IBM sets academic initiative

At the Rational Software Developer User Conference in Grapevine, Tex., IBM Corp. on Tuesday detailed an initiative to collaborate with educators to teach students open standards skills to enable them to keep pace with changes in IT.

Through the IBM Academic Initiative, the company will work with schools that support so-called open standards and seek to use open source and IBM technologies for teaching purposes, both directly and through the Web. Standards such as Java, Linux, and Eclipse are part of the effort, as well as training on IBM software and servers. IBM with the program is intending to develop “in demand skills for this on demand world,” said Buell Duncan, general manager of developer relations in the IBM software group.

The Academic Initiative will feature IBM assigning a technical team to assess an institution’s IT curricula and provide training and skills for faculty and staff. Course materials will be provided on key software and hardware technologies along with information resources provided through the IBM Scholars Portal and developerWorks program.

An official at Northface University, which is participating in IBM’s academic effort, stressed the need for students to learn how to solve business problems through acquiring skills for modeling and architecture, rather than just learning how to code. These skills will insulate a developer from the issue of having their job outsourced overseas, McKinley said.

The issue of students being scared off from computer science because of outsourcing concerns has been cited in recent news reports.

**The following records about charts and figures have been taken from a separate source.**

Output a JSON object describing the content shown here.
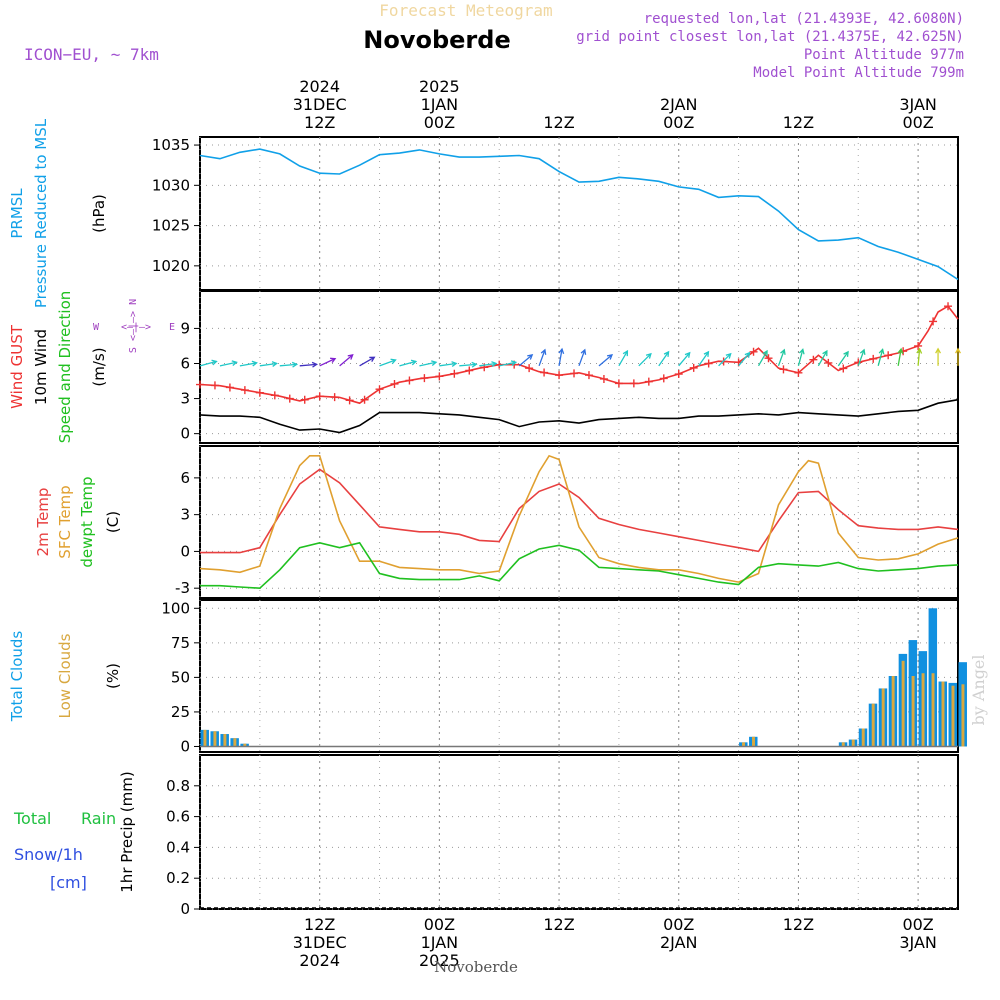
{
  "header": {
    "title": "Novoberde",
    "subtitle": "Forecast Meteogram",
    "model": "ICON−EU, ~ 7km",
    "info": [
      "requested lon,lat (21.4393E, 42.6080N)",
      "grid point closest lon,lat (21.4375E, 42.625N)",
      "Point Altitude 977m",
      "Model Point Altitude 799m"
    ],
    "footer": "Novoberde",
    "watermark": "by Angel"
  },
  "time_axis": {
    "top_labels": [
      {
        "hour": 12,
        "lines": [
          "2024",
          "31DEC",
          "12Z"
        ]
      },
      {
        "hour": 24,
        "lines": [
          "2025",
          "1JAN",
          "00Z"
        ]
      },
      {
        "hour": 36,
        "lines": [
          "12Z"
        ]
      },
      {
        "hour": 48,
        "lines": [
          "2JAN",
          "00Z"
        ]
      },
      {
        "hour": 60,
        "lines": [
          "12Z"
        ]
      },
      {
        "hour": 72,
        "lines": [
          "3JAN",
          "00Z"
        ]
      }
    ],
    "bottom_labels": [
      {
        "hour": 12,
        "lines": [
          "12Z",
          "31DEC",
          "2024"
        ]
      },
      {
        "hour": 24,
        "lines": [
          "00Z",
          "1JAN",
          "2025"
        ]
      },
      {
        "hour": 36,
        "lines": [
          "12Z"
        ]
      },
      {
        "hour": 48,
        "lines": [
          "00Z",
          "2JAN"
        ]
      },
      {
        "hour": 60,
        "lines": [
          "12Z"
        ]
      },
      {
        "hour": 72,
        "lines": [
          "00Z",
          "3JAN"
        ]
      }
    ]
  },
  "legend_compass": {
    "north": "N",
    "south": "S",
    "west": "W",
    "east": "E",
    "arrow": "<—|—>"
  },
  "colors": {
    "pressure": "#10a0e8",
    "gust": "#ee3333",
    "wind": "#000000",
    "t2m": "#e84040",
    "sfc": "#e0a030",
    "dewpt": "#20c020",
    "total_clouds": "#1090e0",
    "low_clouds": "#d8a840",
    "rain": "#20c040",
    "snow": "#3050e0",
    "compass": "#a040c0",
    "info": "#a050d0"
  },
  "chart_data": [
    {
      "type": "line",
      "id": "pressure",
      "panel_labels": [
        [
          "PRMSL",
          "#10a0e8"
        ],
        [
          "Pressure Reduced to MSL",
          "#10a0e8"
        ],
        [
          "(hPa)",
          "#000000"
        ]
      ],
      "ylim": [
        1017,
        1036
      ],
      "yticks": [
        1020,
        1025,
        1030,
        1035
      ],
      "series": [
        {
          "color_key": "pressure",
          "x": [
            0,
            2,
            4,
            6,
            8,
            10,
            12,
            14,
            16,
            18,
            20,
            22,
            24,
            26,
            28,
            30,
            32,
            34,
            36,
            38,
            40,
            42,
            44,
            46,
            48,
            50,
            52,
            54,
            56,
            58,
            60,
            62,
            64,
            66,
            68,
            70,
            72,
            74,
            76
          ],
          "values": [
            1033.7,
            1033.3,
            1034.1,
            1034.5,
            1033.9,
            1032.4,
            1031.5,
            1031.4,
            1032.5,
            1033.8,
            1034.0,
            1034.4,
            1033.9,
            1033.5,
            1033.5,
            1033.6,
            1033.7,
            1033.3,
            1031.7,
            1030.4,
            1030.5,
            1031.0,
            1030.8,
            1030.5,
            1029.8,
            1029.5,
            1028.5,
            1028.7,
            1028.6,
            1026.8,
            1024.5,
            1023.1,
            1023.2,
            1023.5,
            1022.4,
            1021.7,
            1020.8,
            1019.9,
            1018.3
          ]
        }
      ]
    },
    {
      "type": "line",
      "id": "wind",
      "panel_labels": [
        [
          "Wind GUST",
          "#ee3333"
        ],
        [
          "10m Wind",
          "#000000"
        ],
        [
          "Speed and Direction",
          "#20c020"
        ],
        [
          "(m/s)",
          "#000000"
        ]
      ],
      "ylim": [
        -0.8,
        12.2
      ],
      "yticks": [
        0,
        3,
        6,
        9
      ],
      "series": [
        {
          "name": "Wind GUST",
          "color_key": "gust",
          "marker": "plus",
          "x": [
            0,
            2,
            4,
            6,
            8,
            10,
            12,
            14,
            16,
            18,
            20,
            22,
            24,
            26,
            28,
            30,
            32,
            34,
            36,
            38,
            40,
            42,
            44,
            46,
            48,
            50,
            52,
            54,
            56,
            58,
            60,
            62,
            64,
            66,
            68,
            70,
            72,
            73,
            74,
            75,
            76
          ],
          "values": [
            4.2,
            4.1,
            3.8,
            3.5,
            3.2,
            2.8,
            3.2,
            3.1,
            2.6,
            3.8,
            4.4,
            4.7,
            4.9,
            5.2,
            5.6,
            5.9,
            5.9,
            5.3,
            5.0,
            5.2,
            4.8,
            4.3,
            4.3,
            4.6,
            5.1,
            5.8,
            6.2,
            6.1,
            7.3,
            5.6,
            5.2,
            6.7,
            5.4,
            6.1,
            6.5,
            6.9,
            7.5,
            8.8,
            10.4,
            10.9,
            9.8
          ]
        },
        {
          "name": "10m Wind",
          "color_key": "wind",
          "x": [
            0,
            2,
            4,
            6,
            8,
            10,
            12,
            14,
            16,
            18,
            20,
            22,
            24,
            26,
            28,
            30,
            32,
            34,
            36,
            38,
            40,
            42,
            44,
            46,
            48,
            50,
            52,
            54,
            56,
            58,
            60,
            62,
            64,
            66,
            68,
            70,
            72,
            74,
            76
          ],
          "values": [
            1.6,
            1.5,
            1.5,
            1.4,
            0.8,
            0.3,
            0.4,
            0.1,
            0.7,
            1.8,
            1.8,
            1.8,
            1.7,
            1.6,
            1.4,
            1.2,
            0.6,
            1.0,
            1.1,
            0.9,
            1.2,
            1.3,
            1.4,
            1.3,
            1.3,
            1.5,
            1.5,
            1.6,
            1.7,
            1.6,
            1.8,
            1.7,
            1.6,
            1.5,
            1.7,
            1.9,
            2.0,
            2.6,
            2.9
          ]
        }
      ],
      "arrows": {
        "base": 5.8,
        "x": [
          0,
          2,
          4,
          6,
          8,
          10,
          12,
          14,
          16,
          18,
          20,
          22,
          24,
          26,
          28,
          30,
          32,
          34,
          36,
          38,
          40,
          42,
          44,
          46,
          48,
          50,
          52,
          54,
          56,
          58,
          60,
          62,
          64,
          66,
          68,
          70,
          72,
          74,
          76
        ],
        "dir_deg": [
          255,
          258,
          260,
          262,
          265,
          265,
          245,
          230,
          240,
          250,
          255,
          258,
          262,
          265,
          262,
          258,
          230,
          200,
          190,
          200,
          230,
          210,
          225,
          215,
          220,
          215,
          225,
          220,
          210,
          200,
          195,
          210,
          215,
          200,
          195,
          190,
          185,
          180,
          180
        ],
        "colors": [
          "#20c8c8",
          "#20c8c8",
          "#20c8c8",
          "#20c8c8",
          "#20c8c8",
          "#4030c0",
          "#8020d0",
          "#8020d0",
          "#4030c0",
          "#20c8c8",
          "#20c8c8",
          "#20c8c8",
          "#20c8c8",
          "#20c8c8",
          "#20c8c8",
          "#20c8c8",
          "#3070e0",
          "#3070e0",
          "#3070e0",
          "#3070e0",
          "#3070e0",
          "#20c8c8",
          "#20c8c8",
          "#20c8c8",
          "#20c8c8",
          "#20c8c8",
          "#20c8c8",
          "#20c8c8",
          "#20c8a0",
          "#20c8a0",
          "#20c8a0",
          "#20c8a0",
          "#20c8a0",
          "#20c8a0",
          "#20c890",
          "#40c840",
          "#a0d020",
          "#d0d030",
          "#e0c020"
        ]
      }
    },
    {
      "type": "line",
      "id": "temperature",
      "panel_labels": [
        [
          "2m Temp",
          "#e84040"
        ],
        [
          "SFC Temp",
          "#e0a030"
        ],
        [
          "dewpt Temp",
          "#20c020"
        ],
        [
          "(C)",
          "#000000"
        ]
      ],
      "ylim": [
        -3.8,
        8.6
      ],
      "yticks": [
        -3,
        0,
        3,
        6
      ],
      "series": [
        {
          "name": "2m Temp",
          "color_key": "t2m",
          "x": [
            0,
            2,
            4,
            6,
            8,
            10,
            12,
            14,
            16,
            18,
            20,
            22,
            24,
            26,
            28,
            30,
            32,
            34,
            36,
            38,
            40,
            42,
            44,
            46,
            48,
            50,
            52,
            54,
            56,
            58,
            60,
            62,
            64,
            66,
            68,
            70,
            72,
            74,
            76
          ],
          "values": [
            -0.1,
            -0.1,
            -0.1,
            0.3,
            3.0,
            5.5,
            6.7,
            5.6,
            3.8,
            2.0,
            1.8,
            1.6,
            1.6,
            1.4,
            0.9,
            0.8,
            3.5,
            4.9,
            5.5,
            4.4,
            2.7,
            2.2,
            1.8,
            1.5,
            1.2,
            0.9,
            0.6,
            0.3,
            0.0,
            2.5,
            4.8,
            4.9,
            3.4,
            2.1,
            1.9,
            1.8,
            1.8,
            2.0,
            1.8
          ]
        },
        {
          "name": "SFC Temp",
          "color_key": "sfc",
          "x": [
            0,
            2,
            4,
            6,
            8,
            10,
            11,
            12,
            14,
            16,
            18,
            20,
            22,
            24,
            26,
            28,
            30,
            32,
            34,
            35,
            36,
            38,
            40,
            42,
            44,
            46,
            48,
            50,
            52,
            54,
            56,
            58,
            60,
            61,
            62,
            64,
            66,
            68,
            70,
            72,
            74,
            76
          ],
          "values": [
            -1.4,
            -1.5,
            -1.7,
            -1.2,
            3.5,
            7.0,
            7.8,
            7.8,
            2.5,
            -0.8,
            -0.8,
            -1.3,
            -1.4,
            -1.5,
            -1.5,
            -1.8,
            -1.6,
            2.9,
            6.5,
            7.8,
            7.5,
            2.0,
            -0.5,
            -1.0,
            -1.3,
            -1.5,
            -1.5,
            -1.8,
            -2.2,
            -2.5,
            -1.8,
            3.8,
            6.5,
            7.4,
            7.2,
            1.5,
            -0.5,
            -0.7,
            -0.6,
            -0.2,
            0.6,
            1.1
          ]
        },
        {
          "name": "dewpt Temp",
          "color_key": "dewpt",
          "x": [
            0,
            2,
            4,
            6,
            8,
            10,
            12,
            14,
            16,
            18,
            20,
            22,
            24,
            26,
            28,
            30,
            32,
            34,
            36,
            38,
            40,
            42,
            44,
            46,
            48,
            50,
            52,
            54,
            56,
            58,
            60,
            62,
            64,
            66,
            68,
            70,
            72,
            74,
            76
          ],
          "values": [
            -2.8,
            -2.8,
            -2.9,
            -3.0,
            -1.5,
            0.3,
            0.7,
            0.3,
            0.7,
            -1.8,
            -2.2,
            -2.3,
            -2.3,
            -2.3,
            -2.0,
            -2.4,
            -0.6,
            0.2,
            0.5,
            0.1,
            -1.3,
            -1.4,
            -1.5,
            -1.6,
            -1.9,
            -2.2,
            -2.5,
            -2.7,
            -1.3,
            -1.0,
            -1.1,
            -1.2,
            -0.9,
            -1.4,
            -1.6,
            -1.5,
            -1.4,
            -1.2,
            -1.1
          ]
        }
      ]
    },
    {
      "type": "bar",
      "id": "clouds",
      "panel_labels": [
        [
          "Total Clouds",
          "#10a0e8"
        ],
        [
          "Low Clouds",
          "#d8a840"
        ],
        [
          "(%)",
          "#000000"
        ]
      ],
      "ylim": [
        -4,
        106
      ],
      "yticks": [
        0,
        25,
        50,
        75,
        100
      ],
      "x": [
        0,
        1,
        2,
        3,
        4,
        5,
        6,
        7,
        8,
        9,
        10,
        11,
        12,
        13,
        14,
        15,
        16,
        17,
        18,
        19,
        20,
        21,
        22,
        23,
        24,
        25,
        26,
        27,
        28,
        29,
        30,
        31,
        32,
        33,
        34,
        35,
        36,
        37,
        38,
        39,
        40,
        41,
        42,
        43,
        44,
        45,
        46,
        47,
        48,
        49,
        50,
        51,
        52,
        53,
        54,
        55,
        56,
        57,
        58,
        59,
        60,
        61,
        62,
        63,
        64,
        65,
        66,
        67,
        68,
        69,
        70,
        71,
        72,
        73,
        74,
        75,
        76
      ],
      "series": [
        {
          "name": "Total Clouds",
          "color_key": "total_clouds",
          "values": [
            12,
            11,
            9,
            6,
            2,
            0,
            0,
            0,
            0,
            0,
            0,
            0,
            0,
            0,
            0,
            0,
            0,
            0,
            0,
            0,
            0,
            0,
            0,
            0,
            0,
            0,
            0,
            0,
            0,
            0,
            0,
            0,
            0,
            0,
            0,
            0,
            0,
            0,
            0,
            0,
            0,
            0,
            0,
            0,
            0,
            0,
            0,
            0,
            0,
            0,
            0,
            0,
            0,
            0,
            3,
            7,
            0,
            0,
            0,
            0,
            0,
            0,
            0,
            0,
            3,
            5,
            13,
            31,
            42,
            51,
            67,
            77,
            69,
            100,
            47,
            46,
            61
          ]
        },
        {
          "name": "Low Clouds",
          "color_key": "low_clouds",
          "values": [
            12,
            11,
            9,
            6,
            2,
            0,
            0,
            0,
            0,
            0,
            0,
            0,
            0,
            0,
            0,
            0,
            0,
            0,
            0,
            0,
            0,
            0,
            0,
            0,
            0,
            0,
            0,
            0,
            0,
            0,
            0,
            0,
            0,
            0,
            0,
            0,
            0,
            0,
            0,
            0,
            0,
            0,
            0,
            0,
            0,
            0,
            0,
            0,
            0,
            0,
            0,
            0,
            0,
            0,
            3,
            7,
            0,
            0,
            0,
            0,
            0,
            0,
            0,
            0,
            3,
            5,
            13,
            31,
            42,
            51,
            62,
            51,
            53,
            53,
            47,
            44,
            45
          ]
        }
      ]
    },
    {
      "type": "bar",
      "id": "precip",
      "panel_labels": [
        [
          "1hr Precip (mm)",
          "#000000"
        ]
      ],
      "side_labels": [
        {
          "parts": [
            [
              "Total",
              "#20c040"
            ],
            [
              "Rain",
              "#20c040"
            ]
          ]
        },
        {
          "parts": [
            [
              "Snow/1h",
              "#3050e0"
            ]
          ]
        },
        {
          "parts": [
            [
              "[cm]",
              "#3050e0"
            ]
          ]
        }
      ],
      "ylim": [
        0,
        1.0
      ],
      "yticks": [
        0,
        0.2,
        0.4,
        0.6,
        0.8
      ],
      "x": [],
      "series": [
        {
          "name": "Total Rain",
          "color_key": "rain",
          "values": []
        }
      ]
    }
  ]
}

McKinley cited statistics that have seen computer science programs drop from graduating 36,000 students to fewer than 30,000 students.

“Our mission is to scale the university to a size that actually makes a dent in the available developer talent and to make sure that talent is fluent in the tools du jour,” McKinley said.

The other schools piloting the IBM Academic Initiative include Texas State University, Indiana State University, and the University of Wisconsin. IBM has set a goal of reaching 1,000 schools around the world and 250 schools this year, Duncan said.